Era la scorsa primavera quando il giornalista triestino de «La Repubblica» Paolo Rumiz, in viaggio alle radici del Po, fece tappa a Senna Lodigiana. Cercava un riparo dove passare la notte e fu così che incontrò il “signore” dell’ostello Giovanni Favari. Una sera di cui il sennese ha un ricordo sfumato dall’ora per lui tarda – anche se erano da poco passate le 22 – e dalla nebbia del sonno: «Ero a letto e il barista Carlo mi venne a chiamare per dirmi che c’erano due pellegrini ad aspettarmi. Misi addosso una tuta e uscii». Fuori era buio, l’ospitaliero trovò davanti a sé Rumiz e il cameramen, ma non li riconobbe. «Si presentarono come semplici pellegrini, avevano l’aria stanca e mi dissero che a Corte Sant’Andrea gli era stato indicato l’ostello dove dormire – prosegue -. Mi fecero una breve intervista sotto il lampione del cinematografo, ero vestito alla bell’e meglio e avevo anche un po’ sonno, così non prestai attenzione a chi erano». Una cosa però la ricorda bene: «Mi domandarono quando tenevano l’ostello aperto e gli risposi che è sempre aperto, anche il giorno di Natale. Rimasero molto stupiti». Accompagnati in stanza, il giornalista e il collega salutarono Favari e il mattino seguente, dopo un caffè insieme, ripartirono. «Pensavo fossero due canoisti, sapevo soltanto che avevano una barca».
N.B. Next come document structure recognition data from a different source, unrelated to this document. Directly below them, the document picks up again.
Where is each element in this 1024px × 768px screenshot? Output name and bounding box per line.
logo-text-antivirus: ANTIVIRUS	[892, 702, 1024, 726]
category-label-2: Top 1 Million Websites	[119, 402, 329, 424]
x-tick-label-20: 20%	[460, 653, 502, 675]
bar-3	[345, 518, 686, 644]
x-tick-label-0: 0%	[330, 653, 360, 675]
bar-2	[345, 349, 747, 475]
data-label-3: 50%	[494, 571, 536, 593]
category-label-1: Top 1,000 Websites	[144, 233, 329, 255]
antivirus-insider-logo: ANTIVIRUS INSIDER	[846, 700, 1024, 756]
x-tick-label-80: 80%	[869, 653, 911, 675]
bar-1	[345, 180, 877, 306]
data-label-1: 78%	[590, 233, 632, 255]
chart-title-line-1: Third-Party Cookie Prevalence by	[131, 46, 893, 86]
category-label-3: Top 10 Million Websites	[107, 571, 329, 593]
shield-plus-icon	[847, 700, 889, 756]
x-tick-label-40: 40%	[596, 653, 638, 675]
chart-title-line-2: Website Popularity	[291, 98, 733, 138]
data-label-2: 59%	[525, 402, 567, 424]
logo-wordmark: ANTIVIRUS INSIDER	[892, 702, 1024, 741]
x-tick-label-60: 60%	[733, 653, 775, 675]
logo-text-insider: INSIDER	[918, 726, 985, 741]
Favari scoprì l’identità dei due sconosciuti solo qualche giorno più tardi, quando «un signore di Senna che legge “Repubblica” mi disse che sul giornale si parlava del viaggio di Rumiz a Corte Sant’Andrea». Il diario del giornalista pubblicato a puntate sul quotidiano è diventato un libro, Il risveglio del Fiume Segreto, dove Rumiz racconta come solo lui sa fare l’incontro con Favari: «Anche Alex e il capitano temporaneamente se ne andarono, inghiottiti dal bosco, in direzione di Senna Lodigiana, dove avevano trovato da dormire in un ospizio della Francigena. […] Ma un tipo solenne di nome Giovanni, chiamato dal sindaco grazie all’intermediazione di un barista, aveva aperto loro l’ostello del pellegrino, offrendo una stanza in coabitazione con una pittrice inglese delicata come una duchessa e capace di russare come un camionista. “Io appartengo al Sovrano Ordine Militare di Malta e seguo la regola di San Benedetto”, aveva premesso l’uomo venuto dal Medioevo, precisando che quello di Senna non era un albergo ma una missione. “Noi ospitalieri siamo in cinque - aveva detto - seguiamo l’hora et labora, e la nostra è una pratica millenaria gratuita si rivolge ai pellegrini poveri. Vogliamo che Senna sia un punto di riferimento per tutti quelli che passano”. Poi aveva evocato il Grande fiume, i secoli di mercanzie che ci erano passati sopra, il vino e l’olio che la Serenissima aveva portato in barca fino a Pavia. Un tipo che si prendeva sul serio, e alle celebrazioni del Transitus si vestiva da vescovo Sigerico in processione». Un magico specchio tra la realtà e la narrazione.